MLA for Cumberland North
- In office 1993–1996
- Preceded by: new riding
- Succeeded by: Ernie Fage

MLA for Cumberland West
- In office 1988–1993
- Preceded by: Gardner Hurley
- Succeeded by: riding dissolved

Personal details
- Born: June 25, 1956 Amherst, Nova Scotia
- Died: March 31, 1997 (aged 40) Seattle, Washington
- Party: Liberal
- Occupation: Realtor

= Ross Bragg =

Canadian politician (1956–1997)

David Ross Bragg (June 25, 1956 – March 31, 1997) was a Canadian politician. He represented the electoral districts of Cumberland West and Cumberland North in the Nova Scotia House of Assembly from 1988 to 1996. He was a member of the Nova Scotia Liberal Party.

==Early life==
Born in 1956 at Amherst, Nova Scotia, Bragg was a real estate broker by career.

==Political career==
Bragg entered provincial politics in the 1988 election, defeating Progressive Conservative incumbent Gardner Hurley by 83 votes in the Cumberland West riding.

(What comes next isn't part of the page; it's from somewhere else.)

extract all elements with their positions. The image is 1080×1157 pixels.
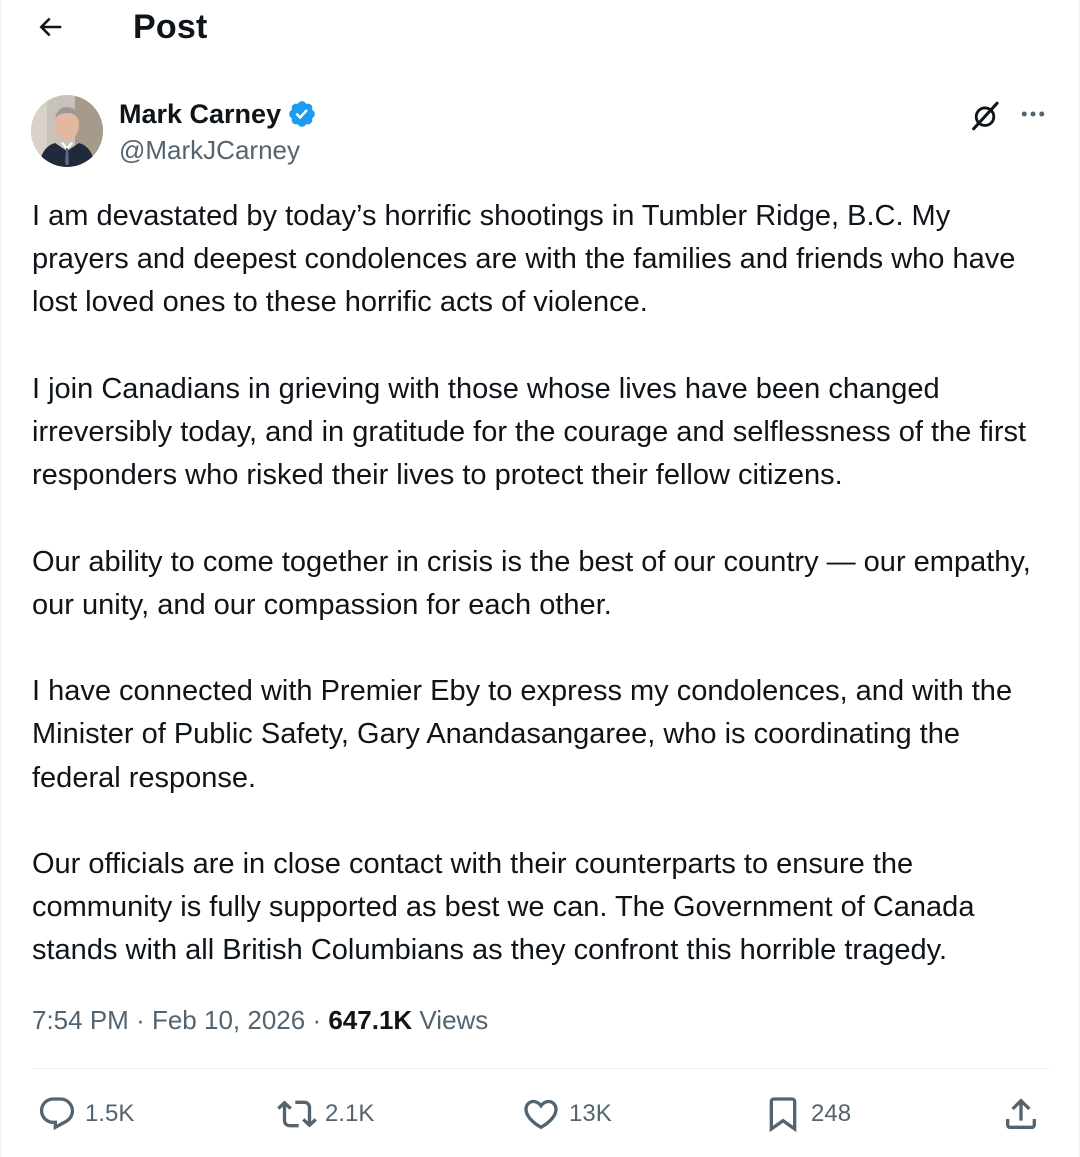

He was re-elected in the 1993 election, defeating Progressive Conservative Ernie Fage by over 1200 votes in Cumberland North. On June 11, 1993, Bragg was appointed to the Executive Council of Nova Scotia as Minister of Economic Development. Bragg resigned from cabinet in February 1995. He remained MLA until resigning for health reasons in November 1996.

==Death==
Bragg died on March 31, 1997, as a result of leukemia.